En la tributaria es cierto que se reunió con políticos y voceros de muchos sectores para tejerla y negociarla. Eso habla bien de alguien que ha pasado por los cargos más importantes del Estado en su área y sabía en qué toro se montaba. Semejante trayectoria y los galones que tiene dentro del gobierno, nos sugieren que sus declaraciones e ideas vienen más del cálculo que de impulsos adolescentes. Así quisiera leerlo.

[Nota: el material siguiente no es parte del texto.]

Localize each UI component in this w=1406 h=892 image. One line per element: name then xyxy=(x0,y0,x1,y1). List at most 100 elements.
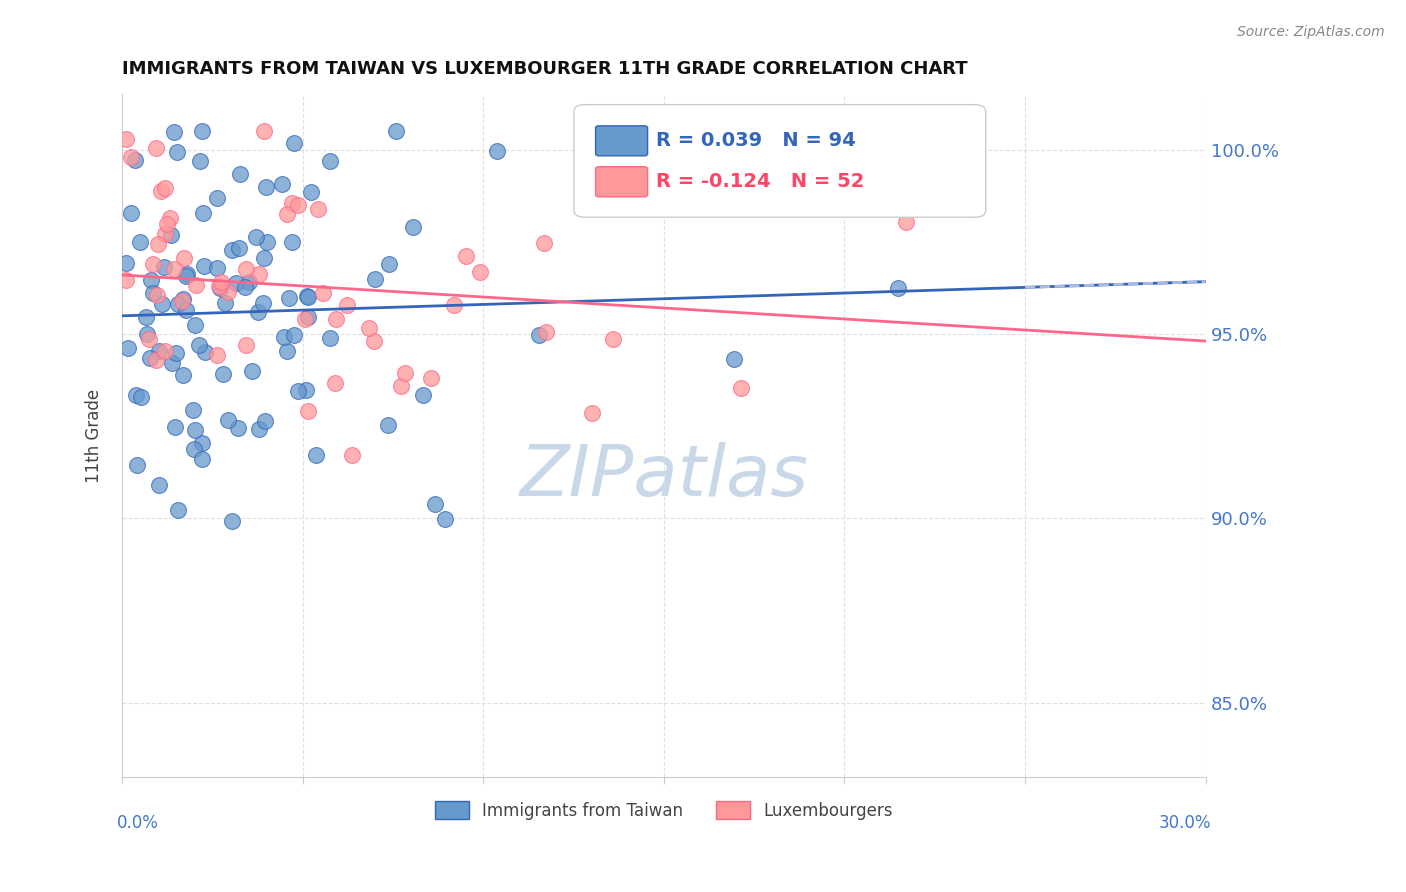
Point xyxy=(276,207,298,221)
Point xyxy=(412,388,434,402)
Point xyxy=(283,327,305,342)
Point xyxy=(173,252,195,266)
Point xyxy=(176,267,198,281)
Point xyxy=(394,367,416,381)
Point xyxy=(228,167,250,181)
Point xyxy=(225,276,247,290)
Point xyxy=(148,344,170,359)
Point xyxy=(114,132,136,146)
Point xyxy=(166,145,188,160)
Point xyxy=(172,368,194,382)
Point xyxy=(163,125,186,139)
Point xyxy=(172,293,194,308)
Point xyxy=(287,384,309,398)
Point xyxy=(214,296,236,310)
Point xyxy=(228,241,250,255)
Point xyxy=(152,260,174,274)
Point xyxy=(325,312,347,326)
Point xyxy=(159,211,181,225)
Point xyxy=(142,285,165,300)
Point xyxy=(377,417,399,432)
Point xyxy=(389,378,412,392)
Point xyxy=(184,277,207,292)
Point xyxy=(136,326,159,341)
Point xyxy=(280,196,302,211)
Point xyxy=(283,136,305,150)
Point xyxy=(276,344,298,359)
Point xyxy=(247,422,270,436)
Point xyxy=(184,318,207,333)
Point xyxy=(336,298,359,312)
Point xyxy=(527,328,550,343)
Point xyxy=(125,458,148,473)
Point xyxy=(297,310,319,324)
Point xyxy=(156,217,179,231)
Text: Source: ZipAtlas.com: Source: ZipAtlas.com xyxy=(1237,25,1385,39)
Point xyxy=(485,144,508,158)
Text: R = -0.124   N = 52: R = -0.124 N = 52 xyxy=(657,171,865,191)
Text: R = 0.039   N = 94: R = 0.039 N = 94 xyxy=(657,130,856,150)
Point xyxy=(217,285,239,299)
Point xyxy=(287,198,309,212)
Point xyxy=(124,153,146,167)
Point xyxy=(233,280,256,294)
Point xyxy=(149,184,172,198)
Point xyxy=(256,235,278,249)
Point xyxy=(138,332,160,346)
Point xyxy=(221,244,243,258)
Point xyxy=(723,351,745,366)
Point xyxy=(297,404,319,418)
Point xyxy=(114,255,136,269)
Point xyxy=(117,341,139,355)
Point xyxy=(191,452,214,467)
Point xyxy=(297,288,319,302)
Point xyxy=(247,267,270,281)
Point xyxy=(443,298,465,312)
Point xyxy=(152,297,174,311)
FancyBboxPatch shape xyxy=(596,126,648,156)
Point xyxy=(184,423,207,437)
Point xyxy=(581,406,603,420)
Point xyxy=(294,312,316,326)
Point xyxy=(297,290,319,304)
Point xyxy=(682,124,704,138)
Point xyxy=(146,287,169,301)
Point xyxy=(162,355,184,369)
Point xyxy=(165,345,187,359)
Point xyxy=(183,442,205,456)
Point xyxy=(254,180,277,194)
Point xyxy=(163,262,186,277)
Legend: Immigrants from Taiwan, Luxembourgers: Immigrants from Taiwan, Luxembourgers xyxy=(429,795,898,826)
Point xyxy=(887,281,910,295)
Point xyxy=(319,154,342,169)
Point xyxy=(148,236,170,251)
Point xyxy=(207,260,229,275)
Point xyxy=(209,275,232,289)
Point xyxy=(363,334,385,349)
Point xyxy=(253,251,276,265)
Text: 30.0%: 30.0% xyxy=(1159,814,1211,832)
Point xyxy=(730,381,752,395)
Point xyxy=(252,296,274,310)
Point xyxy=(145,141,167,155)
Point xyxy=(193,259,215,273)
Point xyxy=(470,265,492,279)
Point xyxy=(294,383,316,397)
Point xyxy=(419,371,441,385)
Point xyxy=(359,320,381,334)
Point xyxy=(304,448,326,462)
Point xyxy=(128,235,150,249)
Point xyxy=(456,249,478,263)
Point xyxy=(364,272,387,286)
Point xyxy=(194,345,217,359)
Point xyxy=(221,514,243,528)
Point xyxy=(114,273,136,287)
Point xyxy=(533,235,555,250)
Point xyxy=(247,305,270,319)
Point xyxy=(153,344,176,359)
Point xyxy=(166,297,188,311)
Point xyxy=(121,150,143,164)
Point xyxy=(193,206,215,220)
Point xyxy=(207,348,229,362)
Point xyxy=(205,191,228,205)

Por eso viene bien analizar al Ocampo de los últimos días. Se aprobó la reforma tributaria, se anotó un gran éxito político y acto seguido sacó los colmillos. El viernes en entrevista con Caracol TV acusó a empresarios de generar “pánico económico” y sostuvo que deben parar de enviar malas señales. The Wall Street Journal, el diario financiero más importante del mundo, reflejó delcaraciones hostiles de Ocampo en la misma dirección y el domingo en entrevista con El Espectador, no solo fue en la misma línea sino que dobló la apuesta: que el pánico creado por sectores de la oposición y el sector privado es, en parte, responsable del comportamiento del dólar y las tasas de interés.